Histoire

Lire : Chueca, « Déposséder les possédants »




À la fin des années 1880, la grève générale s’est imposée au mouvement ouvrier français comme la méthode révolutionnaire par excellence, adaptée à l’ère industrielle, et devant supplanter les méthodes insurrectionnelles prisées jadis, de la Révolution française à la Commune de 1871.

Avant de triompher, cette idée fut pourtant au centre d’une controverse passionnée. Il y eut un temps où, dans le mouvement ouvrier, on ne pouvait être que pour ou contre. C’était le maître-étalon, la question sommitale qui vous rejetait dans un camp ou dans un autre.

Certaines fractions socialistes (réformistes, parlementaires ou marxistes orthodoxes) comprirent le danger. En prônant l’action directe de la classe ouvrière pour son émancipation, le « grève-généralisme » rendait inutiles les députés et autres représentants élus. Pour cette raison, d’autres fractions socialistes (antiparlementaires, anarchistes, insurrectionnels) furent au contraire ardemment grève-généralistes.

De part et d’autre, les arguments s’affûtèrent. Jules Guesde, Jean Jaurès et leurs épigones prirent la plume. Fernand Pelloutier ou Émile Pouget leur rétorquèrent avec brio.

Miguel Chueca ressuscite cette controverse avec une sélection de textes choisis. Et, comme à son habitude, il fait le point, en introduction, sur les interprétations historiographiques qui en ont été faites.

Un livre à méditer. On en tirera la conclusion que, pour redonner de l’allant aux mouvements sociaux d’aujourd’hui, il nous manque une idée du même calibre, ayant la même force évocatrice, fédératrice et mobilisatrice. Quelle pourrait être cette idée ? Son absence ne fait que creuser le lit d’un électoralisme déprimant.

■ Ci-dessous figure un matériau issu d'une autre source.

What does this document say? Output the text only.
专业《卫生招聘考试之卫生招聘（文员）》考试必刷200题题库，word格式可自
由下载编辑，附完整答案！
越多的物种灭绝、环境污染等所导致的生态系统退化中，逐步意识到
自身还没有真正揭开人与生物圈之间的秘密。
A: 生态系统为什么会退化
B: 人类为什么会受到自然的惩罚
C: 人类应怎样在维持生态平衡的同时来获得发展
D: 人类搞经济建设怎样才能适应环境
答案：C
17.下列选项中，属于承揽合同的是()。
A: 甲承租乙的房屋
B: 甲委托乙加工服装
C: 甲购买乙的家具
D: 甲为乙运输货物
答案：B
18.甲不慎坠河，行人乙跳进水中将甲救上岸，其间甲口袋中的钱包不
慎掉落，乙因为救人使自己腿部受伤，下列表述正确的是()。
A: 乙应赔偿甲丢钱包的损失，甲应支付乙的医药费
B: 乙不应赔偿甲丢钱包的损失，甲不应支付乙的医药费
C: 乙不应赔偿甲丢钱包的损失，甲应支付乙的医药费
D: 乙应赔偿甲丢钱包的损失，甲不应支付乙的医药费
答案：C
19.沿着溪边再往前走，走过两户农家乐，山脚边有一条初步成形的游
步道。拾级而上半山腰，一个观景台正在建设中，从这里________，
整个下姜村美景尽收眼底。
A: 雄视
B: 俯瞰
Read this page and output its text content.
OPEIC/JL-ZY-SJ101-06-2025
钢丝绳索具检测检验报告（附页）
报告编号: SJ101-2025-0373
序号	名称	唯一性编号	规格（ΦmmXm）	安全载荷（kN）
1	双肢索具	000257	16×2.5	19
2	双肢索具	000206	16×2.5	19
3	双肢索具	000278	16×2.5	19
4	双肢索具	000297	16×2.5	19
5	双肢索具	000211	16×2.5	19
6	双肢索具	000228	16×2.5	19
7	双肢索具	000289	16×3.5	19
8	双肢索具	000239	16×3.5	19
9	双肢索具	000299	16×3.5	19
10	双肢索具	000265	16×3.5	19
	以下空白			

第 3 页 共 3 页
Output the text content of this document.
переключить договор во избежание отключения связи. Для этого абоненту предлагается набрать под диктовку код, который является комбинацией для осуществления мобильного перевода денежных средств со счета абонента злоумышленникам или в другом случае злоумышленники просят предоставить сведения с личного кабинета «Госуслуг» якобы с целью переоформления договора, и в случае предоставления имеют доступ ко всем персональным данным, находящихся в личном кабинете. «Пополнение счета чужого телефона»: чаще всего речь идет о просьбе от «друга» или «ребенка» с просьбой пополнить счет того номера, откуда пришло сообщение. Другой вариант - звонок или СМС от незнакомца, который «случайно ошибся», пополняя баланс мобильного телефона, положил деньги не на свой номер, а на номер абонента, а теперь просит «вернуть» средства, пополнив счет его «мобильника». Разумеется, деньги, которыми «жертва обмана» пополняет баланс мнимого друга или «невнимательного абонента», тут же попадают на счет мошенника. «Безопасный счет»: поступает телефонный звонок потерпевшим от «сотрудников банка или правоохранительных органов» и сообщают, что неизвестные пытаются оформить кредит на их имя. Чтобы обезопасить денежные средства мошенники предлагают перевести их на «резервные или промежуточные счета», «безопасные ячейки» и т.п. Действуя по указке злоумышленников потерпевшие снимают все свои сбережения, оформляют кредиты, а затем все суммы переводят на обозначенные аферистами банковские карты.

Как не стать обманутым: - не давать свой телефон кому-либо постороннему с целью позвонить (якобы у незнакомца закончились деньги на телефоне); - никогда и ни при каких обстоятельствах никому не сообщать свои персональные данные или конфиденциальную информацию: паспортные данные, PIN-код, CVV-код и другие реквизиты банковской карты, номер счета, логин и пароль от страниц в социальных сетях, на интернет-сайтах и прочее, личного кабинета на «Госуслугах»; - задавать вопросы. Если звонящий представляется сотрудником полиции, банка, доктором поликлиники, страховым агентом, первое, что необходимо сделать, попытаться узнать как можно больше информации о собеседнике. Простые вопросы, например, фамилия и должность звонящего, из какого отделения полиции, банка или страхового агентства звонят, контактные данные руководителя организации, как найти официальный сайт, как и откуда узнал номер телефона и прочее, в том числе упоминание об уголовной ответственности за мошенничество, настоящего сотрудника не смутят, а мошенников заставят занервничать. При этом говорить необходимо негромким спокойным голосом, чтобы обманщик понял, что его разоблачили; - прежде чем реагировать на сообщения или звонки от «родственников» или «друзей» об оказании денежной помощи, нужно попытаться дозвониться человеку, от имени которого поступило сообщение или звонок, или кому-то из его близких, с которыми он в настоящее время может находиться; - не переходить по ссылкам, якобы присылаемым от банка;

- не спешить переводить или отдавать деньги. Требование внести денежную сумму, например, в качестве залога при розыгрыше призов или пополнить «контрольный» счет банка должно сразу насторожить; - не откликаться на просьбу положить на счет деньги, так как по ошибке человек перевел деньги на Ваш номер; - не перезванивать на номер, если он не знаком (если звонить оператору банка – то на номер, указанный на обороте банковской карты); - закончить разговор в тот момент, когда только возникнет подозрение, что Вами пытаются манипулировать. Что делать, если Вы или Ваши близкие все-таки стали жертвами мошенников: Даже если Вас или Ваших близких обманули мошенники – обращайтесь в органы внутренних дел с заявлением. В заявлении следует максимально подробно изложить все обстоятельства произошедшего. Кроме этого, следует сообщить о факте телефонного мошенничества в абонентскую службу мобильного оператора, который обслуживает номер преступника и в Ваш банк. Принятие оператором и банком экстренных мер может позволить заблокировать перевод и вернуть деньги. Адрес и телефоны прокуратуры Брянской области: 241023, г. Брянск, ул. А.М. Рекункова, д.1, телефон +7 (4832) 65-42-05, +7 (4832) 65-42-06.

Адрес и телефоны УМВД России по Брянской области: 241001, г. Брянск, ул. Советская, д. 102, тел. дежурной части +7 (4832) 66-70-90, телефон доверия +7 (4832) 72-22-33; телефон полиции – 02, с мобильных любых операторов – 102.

Guillaume Davranche (AL Paris-Sud)

  • Miguel Chueca, Déposséder les possédants. La grève générale aux « temps héroïques » du syndicalisme révolutionnaire (1895-1906), Agone, 2008.
  • Textes d’Édouard Berth, Henri Girard, Jean Jaurès, Hubert Lagardelle, Paul Louis, Fernand Pelloutier, Émile Pouget, Georges Sorel et Henri Van Kol, réunis et présentés par Miguel Chueca.